The number of new citizenship teachers in England has plummeted since 2010, prompting calls for a more “robust” approach to preparing pupils for the modern world.
Figures released by the schools minister Nick Gibb show that just 54 citizenship teachers have been trained this academic year, compared with 112 in 2014-15 and 243 in 2010-11.
Stephen Timms (pictured), the Labour MP who requested the data, told Schools Week he was “startled by the dramatic fall”, while subject leaders warned of a lack of data about what was taught in classrooms.
Citizenship is still a national curriculum subject at key stages 3 and 4, and therefore has to be taught in all local authority-maintained secondary schools, but not in academies, which do not have to follow the curriculum.
The subject has been described as “key” to the government’s British values agenda and the Prevent strategy. It is also mentioned in Home Office guidance on preventing radicalisation, which says that citizenship helps to provide pupils with “the knowledge, skills and understanding to prepare them to play a full and active part in society”.
Chris Waller, professional officer at the Association for Citizenship Teaching, said the decline was “catastrophic” and warned there was a “paucity of data about what is happening in schools in terms of citizenship teaching.
You want to have a society that truly knows how to ask deep, critical questions about what is happening in the world,
“It’s a wake-up call … if you want to have a society that truly knows how to ask deep, critical questions about what is happening in the world, you can’t rely on that to happen by chance. It has to be planned and coherent.

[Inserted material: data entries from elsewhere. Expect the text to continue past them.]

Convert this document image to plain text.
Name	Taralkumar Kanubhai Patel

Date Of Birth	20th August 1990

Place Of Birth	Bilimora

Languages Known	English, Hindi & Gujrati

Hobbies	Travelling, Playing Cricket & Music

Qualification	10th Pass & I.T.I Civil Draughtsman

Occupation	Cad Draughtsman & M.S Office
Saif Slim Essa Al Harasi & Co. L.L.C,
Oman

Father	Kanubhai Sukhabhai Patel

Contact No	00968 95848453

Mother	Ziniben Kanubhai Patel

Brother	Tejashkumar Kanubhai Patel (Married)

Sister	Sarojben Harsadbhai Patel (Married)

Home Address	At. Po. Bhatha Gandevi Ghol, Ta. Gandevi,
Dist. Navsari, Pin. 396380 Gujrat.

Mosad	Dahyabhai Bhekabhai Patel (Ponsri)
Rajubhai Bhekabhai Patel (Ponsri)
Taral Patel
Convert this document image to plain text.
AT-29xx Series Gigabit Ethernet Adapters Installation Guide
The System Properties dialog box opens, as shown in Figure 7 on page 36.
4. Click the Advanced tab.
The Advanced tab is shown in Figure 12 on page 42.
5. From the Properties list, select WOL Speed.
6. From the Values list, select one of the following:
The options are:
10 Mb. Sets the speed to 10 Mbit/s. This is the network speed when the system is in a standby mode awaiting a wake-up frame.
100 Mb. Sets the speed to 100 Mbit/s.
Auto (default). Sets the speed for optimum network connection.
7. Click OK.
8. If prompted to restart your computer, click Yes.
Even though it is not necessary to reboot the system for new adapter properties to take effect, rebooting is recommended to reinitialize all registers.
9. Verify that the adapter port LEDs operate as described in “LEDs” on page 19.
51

“You have to ask why we are not being more robust in thinking about preparing young people for life in modern Britain, and the complex world we live in. If you want planned, high-quality teaching and learning around these issues, you have to have teachers who know how to handle these debates, and room in the curriculum.”
Waller, who also called for better data on the number of citizenship teachers training through school-based routes rather than universities, said it was “particularly pertinent” to highlight the decline in the context of debates around Brexit and the election of US president Donald Trump.
“When you look at everything that’s come up about Mr Trump, you have issues around racism, homophobia, sexism and gender-stereotyping,” he said.
“We want young people to be able to ask complex questions about it, and that’s not going to just happen in maths, history or geography lessons.”
A government spokesperson said citizenship helped “to provide pupils with the knowledge and understanding to play a full and active part in society” and every teacher “has a part to play in ensuring children learn the importance of respect and tolerance for all cultures.
“We trust heads to make the right decisions on recruitment and skills for their staff,” she added.
Ministers are planning a large expansion of the government’s flagship National Citizen Service, but the programme, which combines residential trips and voluntary work during the school holidays for 16 and 17-year-olds, was not designed as a replacement for proper citizenship teaching.